This is a work of fanfiction. No material profit is taken.


of bets and kisses

A Naruto fanfiction

.

for Tomato-23.

.

.

"Cepat katakan! Kau sudah mengulur terlalu banyak waktuku."

Yamanaka Ino membanting gelas yang semenit lalu berisi penuh tequilla ke meja bar dengan aksi berlebihan, membuat kristal es di dalamnya berdenting ketika beradu dengan dinding bening gelas. Dalam balutan gaun paling sederhananya pun (begitu klaim Ino, tetapi Sakura menolak percaya), sosoknya malam ini hanya bisa dideskripsikan dengan kata gorgeous. Rambut pirangnya yang ditata rumit bak puteri kerajaan antah berantah ditimpa warna-warni lampu sorot bar, membuat rupanya semakin menyerupai malaikat. Belum lagi dengan tubuh yang akan rela diperjuangkan wanita manapun mati-matian. Pujian dan iri hati selalu datang bersama jika topik mengenai Yamanaka Ino disuguhkan.

Duduk di sebelahnya dengan segelas bir dingin adalah Haruno Sakura yang tengah mendesah panjang, sama sekali tidak berani mengalihkan tatapan dari busa bir yang telah lama hilang dari gelas besarnya.

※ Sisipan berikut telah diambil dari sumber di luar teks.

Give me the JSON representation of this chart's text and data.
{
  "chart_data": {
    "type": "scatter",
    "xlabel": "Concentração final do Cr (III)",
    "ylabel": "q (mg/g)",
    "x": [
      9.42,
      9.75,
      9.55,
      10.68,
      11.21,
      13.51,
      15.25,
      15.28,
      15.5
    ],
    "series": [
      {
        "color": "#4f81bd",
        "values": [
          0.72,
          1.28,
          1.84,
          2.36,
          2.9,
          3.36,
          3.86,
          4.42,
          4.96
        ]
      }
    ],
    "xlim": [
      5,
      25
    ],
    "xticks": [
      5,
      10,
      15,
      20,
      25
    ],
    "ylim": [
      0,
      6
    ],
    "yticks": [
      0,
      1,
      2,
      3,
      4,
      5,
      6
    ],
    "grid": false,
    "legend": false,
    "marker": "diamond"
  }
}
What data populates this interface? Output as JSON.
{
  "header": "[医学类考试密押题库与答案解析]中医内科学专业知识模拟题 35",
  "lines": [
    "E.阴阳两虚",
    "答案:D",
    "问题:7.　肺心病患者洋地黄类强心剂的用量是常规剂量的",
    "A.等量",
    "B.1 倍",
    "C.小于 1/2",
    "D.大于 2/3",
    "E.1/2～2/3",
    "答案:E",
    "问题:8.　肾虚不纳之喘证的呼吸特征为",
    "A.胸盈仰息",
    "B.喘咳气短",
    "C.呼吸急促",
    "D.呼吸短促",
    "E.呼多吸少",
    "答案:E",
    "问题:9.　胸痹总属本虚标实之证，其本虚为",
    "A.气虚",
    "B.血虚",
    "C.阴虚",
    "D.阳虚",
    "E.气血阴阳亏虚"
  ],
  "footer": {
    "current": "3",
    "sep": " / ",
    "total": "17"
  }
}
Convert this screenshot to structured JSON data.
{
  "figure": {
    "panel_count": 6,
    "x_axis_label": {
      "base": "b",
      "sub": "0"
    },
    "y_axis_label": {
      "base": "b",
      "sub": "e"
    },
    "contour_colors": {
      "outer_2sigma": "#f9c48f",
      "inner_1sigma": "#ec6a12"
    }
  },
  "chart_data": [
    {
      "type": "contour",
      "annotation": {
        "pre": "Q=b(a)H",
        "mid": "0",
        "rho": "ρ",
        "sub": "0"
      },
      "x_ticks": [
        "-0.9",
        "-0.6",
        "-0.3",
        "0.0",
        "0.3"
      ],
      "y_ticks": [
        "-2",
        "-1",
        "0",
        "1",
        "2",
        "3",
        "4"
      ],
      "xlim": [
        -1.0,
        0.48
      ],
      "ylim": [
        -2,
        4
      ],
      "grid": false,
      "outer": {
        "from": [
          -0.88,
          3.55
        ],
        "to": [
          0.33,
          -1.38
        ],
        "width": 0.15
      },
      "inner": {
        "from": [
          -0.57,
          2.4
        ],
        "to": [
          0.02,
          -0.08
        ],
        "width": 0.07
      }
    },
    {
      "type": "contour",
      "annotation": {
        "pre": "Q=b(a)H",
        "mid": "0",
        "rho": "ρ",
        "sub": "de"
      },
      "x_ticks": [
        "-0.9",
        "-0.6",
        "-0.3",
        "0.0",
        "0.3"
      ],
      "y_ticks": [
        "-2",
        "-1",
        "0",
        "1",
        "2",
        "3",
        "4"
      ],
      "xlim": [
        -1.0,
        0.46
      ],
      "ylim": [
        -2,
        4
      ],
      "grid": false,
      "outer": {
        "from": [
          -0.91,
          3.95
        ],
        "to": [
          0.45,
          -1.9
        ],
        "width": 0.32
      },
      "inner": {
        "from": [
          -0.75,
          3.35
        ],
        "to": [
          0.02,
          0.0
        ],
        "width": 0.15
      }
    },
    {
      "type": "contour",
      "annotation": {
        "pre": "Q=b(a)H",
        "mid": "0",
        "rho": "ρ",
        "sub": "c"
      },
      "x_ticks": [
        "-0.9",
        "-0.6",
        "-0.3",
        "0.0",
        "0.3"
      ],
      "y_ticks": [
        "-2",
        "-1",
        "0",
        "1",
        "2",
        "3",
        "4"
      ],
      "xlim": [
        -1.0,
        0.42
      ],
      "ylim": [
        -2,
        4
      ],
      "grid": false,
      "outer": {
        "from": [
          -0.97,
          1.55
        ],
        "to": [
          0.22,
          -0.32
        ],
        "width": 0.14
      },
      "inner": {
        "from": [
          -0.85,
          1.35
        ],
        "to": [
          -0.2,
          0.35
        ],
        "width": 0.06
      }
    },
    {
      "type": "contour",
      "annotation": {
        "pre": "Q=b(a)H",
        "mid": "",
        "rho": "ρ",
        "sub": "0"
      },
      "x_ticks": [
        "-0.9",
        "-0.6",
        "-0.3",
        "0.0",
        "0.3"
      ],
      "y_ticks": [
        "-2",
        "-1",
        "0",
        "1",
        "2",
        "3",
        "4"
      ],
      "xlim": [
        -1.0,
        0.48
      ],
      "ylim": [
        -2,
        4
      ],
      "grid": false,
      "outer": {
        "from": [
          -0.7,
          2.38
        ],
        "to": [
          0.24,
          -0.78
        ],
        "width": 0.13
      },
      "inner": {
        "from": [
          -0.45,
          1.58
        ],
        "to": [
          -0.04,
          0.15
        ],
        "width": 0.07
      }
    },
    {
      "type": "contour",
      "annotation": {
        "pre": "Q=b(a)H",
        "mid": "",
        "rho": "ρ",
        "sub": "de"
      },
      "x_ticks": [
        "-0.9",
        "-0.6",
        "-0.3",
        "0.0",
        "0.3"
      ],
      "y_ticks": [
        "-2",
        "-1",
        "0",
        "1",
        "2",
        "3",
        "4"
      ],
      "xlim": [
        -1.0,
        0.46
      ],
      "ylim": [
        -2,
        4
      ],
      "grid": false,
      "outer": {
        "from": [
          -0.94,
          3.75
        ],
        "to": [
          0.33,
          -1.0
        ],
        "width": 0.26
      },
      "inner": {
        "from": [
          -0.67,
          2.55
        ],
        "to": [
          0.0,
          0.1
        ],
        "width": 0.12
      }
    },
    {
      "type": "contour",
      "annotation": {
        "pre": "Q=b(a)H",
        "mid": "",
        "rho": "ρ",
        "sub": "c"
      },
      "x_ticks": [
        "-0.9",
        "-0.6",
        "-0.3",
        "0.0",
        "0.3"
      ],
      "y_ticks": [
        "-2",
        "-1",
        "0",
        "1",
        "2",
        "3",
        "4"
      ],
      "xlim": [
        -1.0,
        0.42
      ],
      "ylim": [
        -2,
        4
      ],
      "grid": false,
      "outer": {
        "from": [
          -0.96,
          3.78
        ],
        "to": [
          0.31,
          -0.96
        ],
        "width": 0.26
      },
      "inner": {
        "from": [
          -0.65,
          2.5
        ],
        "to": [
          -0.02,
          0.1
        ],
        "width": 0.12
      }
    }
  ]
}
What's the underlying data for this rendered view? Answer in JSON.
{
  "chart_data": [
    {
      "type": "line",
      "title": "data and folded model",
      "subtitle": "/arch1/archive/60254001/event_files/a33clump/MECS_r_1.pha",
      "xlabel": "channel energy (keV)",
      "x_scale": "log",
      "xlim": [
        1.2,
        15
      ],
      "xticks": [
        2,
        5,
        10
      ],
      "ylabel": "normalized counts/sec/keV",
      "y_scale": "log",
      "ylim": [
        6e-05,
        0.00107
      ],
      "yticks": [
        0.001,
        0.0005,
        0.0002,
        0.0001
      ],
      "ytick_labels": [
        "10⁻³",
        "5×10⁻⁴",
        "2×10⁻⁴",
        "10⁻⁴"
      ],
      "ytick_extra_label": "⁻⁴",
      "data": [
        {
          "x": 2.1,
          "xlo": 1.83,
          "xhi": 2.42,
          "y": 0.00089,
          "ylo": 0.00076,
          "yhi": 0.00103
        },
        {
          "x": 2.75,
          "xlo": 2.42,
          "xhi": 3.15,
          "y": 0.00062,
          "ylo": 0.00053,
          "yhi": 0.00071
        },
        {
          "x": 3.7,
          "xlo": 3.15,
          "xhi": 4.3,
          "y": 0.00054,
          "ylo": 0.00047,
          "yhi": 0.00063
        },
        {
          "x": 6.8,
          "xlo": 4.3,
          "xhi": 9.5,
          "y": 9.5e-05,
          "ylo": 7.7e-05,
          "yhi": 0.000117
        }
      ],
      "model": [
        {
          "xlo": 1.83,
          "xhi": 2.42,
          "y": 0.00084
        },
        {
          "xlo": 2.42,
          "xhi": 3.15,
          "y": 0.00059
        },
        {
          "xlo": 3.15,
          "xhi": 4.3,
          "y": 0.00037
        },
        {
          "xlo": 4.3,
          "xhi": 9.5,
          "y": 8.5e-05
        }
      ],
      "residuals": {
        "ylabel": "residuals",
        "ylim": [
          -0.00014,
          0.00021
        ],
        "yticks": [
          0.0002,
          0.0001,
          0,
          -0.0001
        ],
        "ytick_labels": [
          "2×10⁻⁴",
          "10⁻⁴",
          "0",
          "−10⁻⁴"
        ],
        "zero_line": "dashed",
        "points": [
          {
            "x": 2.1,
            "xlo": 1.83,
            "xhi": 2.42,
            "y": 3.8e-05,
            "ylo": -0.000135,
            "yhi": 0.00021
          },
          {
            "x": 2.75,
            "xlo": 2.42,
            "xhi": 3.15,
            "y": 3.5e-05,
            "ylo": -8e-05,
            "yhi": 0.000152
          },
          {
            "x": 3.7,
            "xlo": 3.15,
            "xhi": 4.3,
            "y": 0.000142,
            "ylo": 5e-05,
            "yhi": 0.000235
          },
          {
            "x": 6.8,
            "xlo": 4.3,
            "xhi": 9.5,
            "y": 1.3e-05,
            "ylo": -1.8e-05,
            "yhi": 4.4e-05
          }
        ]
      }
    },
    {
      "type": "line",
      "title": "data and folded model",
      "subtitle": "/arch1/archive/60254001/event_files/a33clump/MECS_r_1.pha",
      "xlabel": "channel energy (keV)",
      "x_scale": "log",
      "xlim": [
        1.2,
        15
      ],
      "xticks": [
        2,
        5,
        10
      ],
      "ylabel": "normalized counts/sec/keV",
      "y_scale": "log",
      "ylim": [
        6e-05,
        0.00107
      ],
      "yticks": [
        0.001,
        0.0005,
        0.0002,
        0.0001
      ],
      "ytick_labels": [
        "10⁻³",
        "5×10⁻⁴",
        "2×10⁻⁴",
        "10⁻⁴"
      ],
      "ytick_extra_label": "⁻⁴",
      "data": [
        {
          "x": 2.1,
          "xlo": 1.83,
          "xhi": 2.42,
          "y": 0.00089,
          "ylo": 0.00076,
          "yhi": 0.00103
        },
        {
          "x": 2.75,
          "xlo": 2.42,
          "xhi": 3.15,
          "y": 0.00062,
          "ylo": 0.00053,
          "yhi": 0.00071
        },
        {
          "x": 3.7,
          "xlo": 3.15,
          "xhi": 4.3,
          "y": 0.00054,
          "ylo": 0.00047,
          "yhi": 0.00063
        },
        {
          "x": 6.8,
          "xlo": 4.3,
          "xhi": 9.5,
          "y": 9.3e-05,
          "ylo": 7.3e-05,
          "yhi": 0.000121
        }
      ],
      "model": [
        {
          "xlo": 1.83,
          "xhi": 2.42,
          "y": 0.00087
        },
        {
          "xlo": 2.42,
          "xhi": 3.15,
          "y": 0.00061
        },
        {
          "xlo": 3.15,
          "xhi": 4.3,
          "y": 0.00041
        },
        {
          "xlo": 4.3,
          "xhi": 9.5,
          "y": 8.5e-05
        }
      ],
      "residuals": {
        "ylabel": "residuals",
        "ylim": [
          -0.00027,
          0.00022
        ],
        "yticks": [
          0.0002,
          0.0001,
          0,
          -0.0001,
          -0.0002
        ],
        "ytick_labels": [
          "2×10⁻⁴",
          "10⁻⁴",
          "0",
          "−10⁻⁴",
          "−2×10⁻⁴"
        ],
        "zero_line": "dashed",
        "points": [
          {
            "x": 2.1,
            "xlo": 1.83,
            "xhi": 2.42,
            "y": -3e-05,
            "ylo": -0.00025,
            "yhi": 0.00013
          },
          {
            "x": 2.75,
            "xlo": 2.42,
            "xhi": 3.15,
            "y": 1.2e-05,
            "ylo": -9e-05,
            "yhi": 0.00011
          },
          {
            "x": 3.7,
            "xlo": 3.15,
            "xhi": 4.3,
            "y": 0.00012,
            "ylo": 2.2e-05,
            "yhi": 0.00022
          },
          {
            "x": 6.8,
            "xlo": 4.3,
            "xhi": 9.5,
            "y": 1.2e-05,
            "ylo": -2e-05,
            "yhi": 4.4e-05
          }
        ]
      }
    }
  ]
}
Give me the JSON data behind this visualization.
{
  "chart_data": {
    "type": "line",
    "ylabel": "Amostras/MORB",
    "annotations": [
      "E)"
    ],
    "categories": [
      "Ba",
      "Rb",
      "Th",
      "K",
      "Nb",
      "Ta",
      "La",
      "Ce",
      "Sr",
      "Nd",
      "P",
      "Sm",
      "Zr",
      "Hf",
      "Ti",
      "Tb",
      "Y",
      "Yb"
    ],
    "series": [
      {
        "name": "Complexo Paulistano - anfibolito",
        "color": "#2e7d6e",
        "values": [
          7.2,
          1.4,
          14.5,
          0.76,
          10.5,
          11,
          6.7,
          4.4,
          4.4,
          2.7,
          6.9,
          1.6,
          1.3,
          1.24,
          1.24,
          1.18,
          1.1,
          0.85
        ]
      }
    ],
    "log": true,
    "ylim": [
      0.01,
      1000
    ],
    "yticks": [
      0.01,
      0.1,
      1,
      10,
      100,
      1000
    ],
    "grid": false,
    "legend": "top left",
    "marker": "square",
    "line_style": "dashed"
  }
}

Tanpa perlu melihat pun, wanita dua puluh lima tahun itu bisa merasakan ganasnya tatapan sahabatnya. Dan malangnya, tatapan mencincang itu tertuju kepadanya. Hanya kepadanya. Sakura sudah siap mengasihani diri sendiri.

"Ayo, Sakura. Kesabaranku sudah hampir habis!" seru Ino nyaris memekik.

Beberapa pengunjung bar yang duduk di sisi kanan-kiri mulai berani memandangi mereka.

Di kursinya, Haruno Sakura mencebik. Sejak awal pun kapasitas penyimpanan kesabaran Ino hampir bisa dikatakan minimum sekali, kalau enggan disebut tak ada. Lebih-lebih kalau sudah menyangkut Sakura dan kehidupan percintaannya yang nol besar (tentu saja kalau beberapa pengalaman patah hati di masa lalunya dengan suka rela diabaikan).

"Sakuraaa!"

Baiklah, baiklah. Dua belas tahun mengenal dan bersahabat dengan Yamanaka Ino tidak berarti Sakura sudah membangun sistem kekebalan terhadap serangan suara beroktav tinggi Ino. Kalau Ino sudah mulai berteriak tak tahu malu seperti itu, biasanya Sakura yang terpaksa harus mengalah. Dan itu juga yang terjadi malam ini, walaupun mengalah akan menyobek habis kemanusiaannya yang hanya tinggal secuil.

"Apa yang ingin kau tahu, Ino?" desahnya pasrah. Jemarinya yang berkuku rapi memutari pinggiran mulut gelas dengan pola acak. Pikirannya seolah sudah sampai ke angkasa. Posturnya bungkuk di kursi putar bar.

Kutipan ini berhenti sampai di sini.